Fires on the Plain (1959)
A film by Kon Ichikawa
Tuesday October 1, 2013
Market Arcade Film & Arts Center
639 Main Street, Buffalo, NY
Admission: Adults $9, Students $7, Seniors $6.50
An agonizing portrait of desperate Japanese soldiers stranded in a strange land during World War II, Kon Ichikawa’s Fires on the Plain is a compelling descent into psychological and physical oblivion. Denied hospital treatment for tuberculosis and cast off into the unknown, Private Tamura treks across an unfamiliar Philippine landscape, encountering an increasingly debased cross section of Imperial Army soldiers, who eventually give in to the most terrifying craving of all. Grisly yet poetic, Fires on the Plain is one of the most powerful works from one of Japanese cinema’s most versatile filmmakers.
The Buffalo Film Seminars are presented by the University at Buffalo and by the Market Arcade Film & Arts Center.

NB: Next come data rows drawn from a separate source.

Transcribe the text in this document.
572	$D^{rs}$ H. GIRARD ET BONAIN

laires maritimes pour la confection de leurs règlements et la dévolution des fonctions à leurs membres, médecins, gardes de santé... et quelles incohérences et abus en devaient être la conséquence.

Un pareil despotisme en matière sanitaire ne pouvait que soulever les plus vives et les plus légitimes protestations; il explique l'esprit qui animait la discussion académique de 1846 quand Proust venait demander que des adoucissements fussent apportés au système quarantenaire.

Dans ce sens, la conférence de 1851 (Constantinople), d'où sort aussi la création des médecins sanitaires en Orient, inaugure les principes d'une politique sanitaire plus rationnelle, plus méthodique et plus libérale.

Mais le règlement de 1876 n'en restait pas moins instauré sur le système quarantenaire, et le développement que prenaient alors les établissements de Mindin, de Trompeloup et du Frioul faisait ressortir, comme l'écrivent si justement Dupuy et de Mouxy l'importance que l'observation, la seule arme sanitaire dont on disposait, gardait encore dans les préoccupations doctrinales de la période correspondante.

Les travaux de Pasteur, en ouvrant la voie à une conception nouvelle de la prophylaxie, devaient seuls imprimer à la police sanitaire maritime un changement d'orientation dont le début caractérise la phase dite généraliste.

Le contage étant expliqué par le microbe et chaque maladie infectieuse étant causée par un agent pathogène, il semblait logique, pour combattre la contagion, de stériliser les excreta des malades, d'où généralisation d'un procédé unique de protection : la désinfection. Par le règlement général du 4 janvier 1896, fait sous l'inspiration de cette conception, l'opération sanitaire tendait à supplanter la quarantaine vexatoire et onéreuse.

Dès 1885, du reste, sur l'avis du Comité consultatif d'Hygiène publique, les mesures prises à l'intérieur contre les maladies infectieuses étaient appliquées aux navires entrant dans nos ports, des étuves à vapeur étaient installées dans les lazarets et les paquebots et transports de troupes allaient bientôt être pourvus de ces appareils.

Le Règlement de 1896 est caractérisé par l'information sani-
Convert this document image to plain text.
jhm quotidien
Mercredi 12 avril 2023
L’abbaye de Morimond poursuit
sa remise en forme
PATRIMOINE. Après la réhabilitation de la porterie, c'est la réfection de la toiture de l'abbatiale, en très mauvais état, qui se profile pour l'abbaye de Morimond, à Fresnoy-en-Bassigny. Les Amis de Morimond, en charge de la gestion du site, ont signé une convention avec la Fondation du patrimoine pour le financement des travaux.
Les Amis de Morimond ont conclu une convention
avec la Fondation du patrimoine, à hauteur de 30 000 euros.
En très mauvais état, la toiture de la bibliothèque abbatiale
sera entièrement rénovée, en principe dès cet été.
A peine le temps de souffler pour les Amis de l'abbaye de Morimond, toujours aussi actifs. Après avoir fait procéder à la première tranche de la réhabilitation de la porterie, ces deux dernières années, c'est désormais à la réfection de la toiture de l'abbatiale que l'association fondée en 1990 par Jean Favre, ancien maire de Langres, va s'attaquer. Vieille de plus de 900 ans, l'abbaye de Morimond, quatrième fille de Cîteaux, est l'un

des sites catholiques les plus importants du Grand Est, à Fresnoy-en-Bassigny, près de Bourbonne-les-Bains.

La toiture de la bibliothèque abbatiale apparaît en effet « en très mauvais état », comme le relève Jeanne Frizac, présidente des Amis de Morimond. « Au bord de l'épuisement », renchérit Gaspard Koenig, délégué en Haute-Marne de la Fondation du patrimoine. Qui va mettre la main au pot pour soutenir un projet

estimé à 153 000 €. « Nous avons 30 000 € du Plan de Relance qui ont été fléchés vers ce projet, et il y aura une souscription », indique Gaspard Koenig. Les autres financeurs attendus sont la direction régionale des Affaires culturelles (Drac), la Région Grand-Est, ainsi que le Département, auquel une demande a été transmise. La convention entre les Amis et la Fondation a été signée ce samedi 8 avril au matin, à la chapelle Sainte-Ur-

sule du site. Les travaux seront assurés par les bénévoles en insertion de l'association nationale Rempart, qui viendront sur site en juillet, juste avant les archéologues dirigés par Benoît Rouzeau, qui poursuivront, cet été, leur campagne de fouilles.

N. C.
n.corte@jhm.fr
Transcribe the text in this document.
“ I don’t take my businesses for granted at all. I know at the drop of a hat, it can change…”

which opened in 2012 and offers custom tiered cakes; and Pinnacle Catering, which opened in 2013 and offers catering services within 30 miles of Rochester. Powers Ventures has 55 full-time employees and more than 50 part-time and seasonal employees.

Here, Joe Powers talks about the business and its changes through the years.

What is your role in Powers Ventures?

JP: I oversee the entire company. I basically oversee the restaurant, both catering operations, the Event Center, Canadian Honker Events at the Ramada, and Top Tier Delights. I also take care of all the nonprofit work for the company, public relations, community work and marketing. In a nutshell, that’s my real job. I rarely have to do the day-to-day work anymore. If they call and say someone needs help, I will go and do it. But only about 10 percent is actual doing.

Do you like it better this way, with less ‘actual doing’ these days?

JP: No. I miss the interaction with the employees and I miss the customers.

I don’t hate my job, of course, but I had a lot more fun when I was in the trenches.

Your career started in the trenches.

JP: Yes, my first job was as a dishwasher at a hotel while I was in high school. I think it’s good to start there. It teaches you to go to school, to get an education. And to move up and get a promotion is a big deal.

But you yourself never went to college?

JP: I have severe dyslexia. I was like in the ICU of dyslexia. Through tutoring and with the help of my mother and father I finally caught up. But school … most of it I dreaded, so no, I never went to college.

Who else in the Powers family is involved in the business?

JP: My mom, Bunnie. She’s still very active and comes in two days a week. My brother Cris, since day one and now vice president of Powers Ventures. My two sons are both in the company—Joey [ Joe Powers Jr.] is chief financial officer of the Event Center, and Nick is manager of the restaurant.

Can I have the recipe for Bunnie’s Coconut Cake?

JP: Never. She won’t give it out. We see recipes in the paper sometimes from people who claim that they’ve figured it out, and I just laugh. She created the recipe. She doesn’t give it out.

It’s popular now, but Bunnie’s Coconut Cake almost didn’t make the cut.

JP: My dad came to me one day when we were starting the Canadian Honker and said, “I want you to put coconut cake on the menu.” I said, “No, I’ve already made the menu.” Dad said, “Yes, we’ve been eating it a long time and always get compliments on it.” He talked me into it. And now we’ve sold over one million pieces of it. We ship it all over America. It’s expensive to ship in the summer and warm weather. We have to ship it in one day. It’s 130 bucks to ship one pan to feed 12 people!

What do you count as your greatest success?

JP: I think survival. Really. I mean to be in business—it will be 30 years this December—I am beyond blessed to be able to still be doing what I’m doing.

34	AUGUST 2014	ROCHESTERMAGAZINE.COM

For more information, and for this fall’s full schedule, click here.
Rashomon (1950, Japan)
Tuesday, October 8
120 Clemens Hall
In conjunction with AS 395, Japanese Literature
“Rashomon” is a 1950 Japanese crime drama based on Akutagawa Ryunosuke's famous short stories, "In a Grove" and “Rashomon.” The plot centers on the testimonies of each character involved in the murder of a samurai. Revolutionary for its time, Kurosawa uses the multiple perspective approach to reveal the subjective nature of truth and the unreliability of testimony. A stunning example of cinematic art, this film marks an important moment in Japanese and film history. Film directed by Kurosawa Akira.
Film screening and discussion led by Ian Wilson
Part of the Global Cinemaspectives Film Series
Friday, October 11
Knox 4, UB North Campus
The film's central story concerns a father who is trying to organize an enormous, chaotic and expensive wedding for his daughter, Aditi, for whom he has arranged a marriage with a man she has known for only a few weeks. A wedding is one of the few times each generation that an extended Punjabi family comes together from all corners of the globe, bringing its emotional baggage along. The four-day arrangements and celebrations will see clumsy organization, family drama, dangers to the happy end of the wedding and lots of music. Sponsored by UB International Student and Scholar Services Office and the Undergraduate Academies.
“Why Does Ritual Matter? Theories from Classical China”--Professor Michael Puett (Harvard University)
Confucius Institute Lecture Series
Friday, October 18
Clemens 120, UB North Campus
Free and Open to the Public
Reception to follow
Ritual (礼,禮) is a central concept of Confucianism. At Analects 12:1, we read: “Yen Yuan asked about human goodness [ren 仁]. Confucius said, ‘It is to master oneself and return to ritual’. . . Yen Yuan said, ‘Could you specify a bit?’ Confucius said: ‘Do not look at what is contrary to ritual; do not listen to what is contrary to ritual; do not speak what is contrary to ritual, and do not act which is contrary to ritual.’” If what Confucius said is still vague, Professor Puett will further specify.
Michael Puett is the Walter C. Klein Professor of Chinese History in the Department of East Asian Languages and Civilizations, Chair of the Committee on the Study of Religion at Harvard University, and Acting Director of the Asia Center. His interests are focused on the inter-relations between anthropology, history, religion, and philosophy. He is the author of The Ambivalence of Creation: Debates Concerning Innovation and Artifice in Early China, To Become a God: Cosmology, Sacrifice, and Self-Divinization in Early China, and the co-author of Ritual and its Consequences: An Essay on the Limits of Sincerity.